Interestingly, our results indicate that deviations (outliers) do not impact the performance (success rate) of RPA bots. This sheds new light on deviations, which used to be a concern for RPA process owners. In comparison to manual processes, deviations and outliers are problematic. This behavior can be explained by the inherent nature of RPA processes. If there is a high error rate resulting from input data issues or problems in the robot’s flow, the process is likely to terminate within the expected time, generating fewer outliers.

However, the high variability in RPA processes supports the theory that variability is undesirable. Variability strongly correlates with performance across all indicators sensitive to variability. Therefore, variability can be an additional measure to gauge the success rate and identify issues in deployed RPA processes. If the success rate is low but the variability is not significant, there is likely a specific problem with the system, application, or input data format that the bot cannot handle, leading to consistent errors. Conversely, high variability and low success rate may be caused by sudden errors (system exceptions), indicating infrastructure issues or problems with highly variable input data that require improved data quality. These insights help in triaging RPA problems and reducing maintenance time by enabling faster problem investigation and appropriate assignment.

The variability of time poses challenges in complying with company standards, meeting service level agreements (SLAs), and achieving key performance indicators (KPIs). Process owners rely on RPAs to process customer demands and provide services. If RPAs are unreliable and the processing time varies from 2 min to 15 min, it can lead to discomfort for both customers and employees at the service counter. Consequently, RPAs fail to enhance the customer experience and may even make it worse. Time variability also complicates scheduling of RPA bots and causes delays in case/item processing, negatively impacting overall performance and utilization of the RPA bot portfolio.

Also, we should comment on the limiting factor of variability in RPA processes that is only partially reflected in this study. The limiting factor is the complexity of selected RPA processes. Unfortunately, we do not have access to the RPA codes, so we cannot clearly analyze how complex the processes are. We can only assume the complexity as an approximation based on time. More complex processes should take more time. From the results we know that time has a low correlation with the success rate and no association (expect CIQR90 - low correlation 0.32) to indicators of variability. Thus we assume that the time (approximation of complexity) does not directly influence the behavior of RPA bots.
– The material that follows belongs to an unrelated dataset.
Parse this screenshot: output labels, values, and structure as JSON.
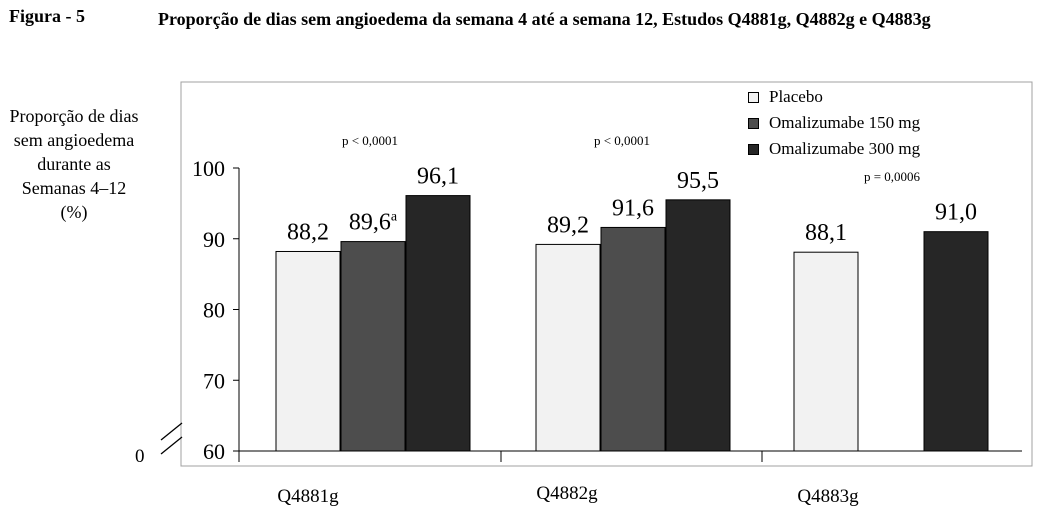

Our research findings establish the basis for handling variability, triaging RPA problems, and gaining a better understanding of RPA bot behavior. This provides RPA developers with an additional investigative tool, reducing time spent on debugging and assisting in root cause analysis of low RPA bot performance and exceptions leading to termination. Variability provides insights into both RPA performance and the IT infrastructure of the company, including processing capacity, computation power, data quality, and overall performance. It aids in building a framework for seamless exception handling in RPA processes.

6 Conclusion

This study investigates the impact of deviations and variability on Robotic Process Automation (RPA), specifically examining their impact on the performance and behavior of RPA bots. Our findings reveal that variability strongly influences the performance and behavior of RPA bots. In contrast to the effects of variability on the behaviors and performance of RPA, the impact of deviations (outliers) on RPA are maximally weak. These findings are an intriguing contrast to established process theory. This research provides portfolio managers of RPA bots with an additional tool to debug them, identify the root causes of exceptions, and reduce the cost of repairs and RPA bot downtime. Moreover, the research serves as a basis for the automatic diagnostic of RPA bots.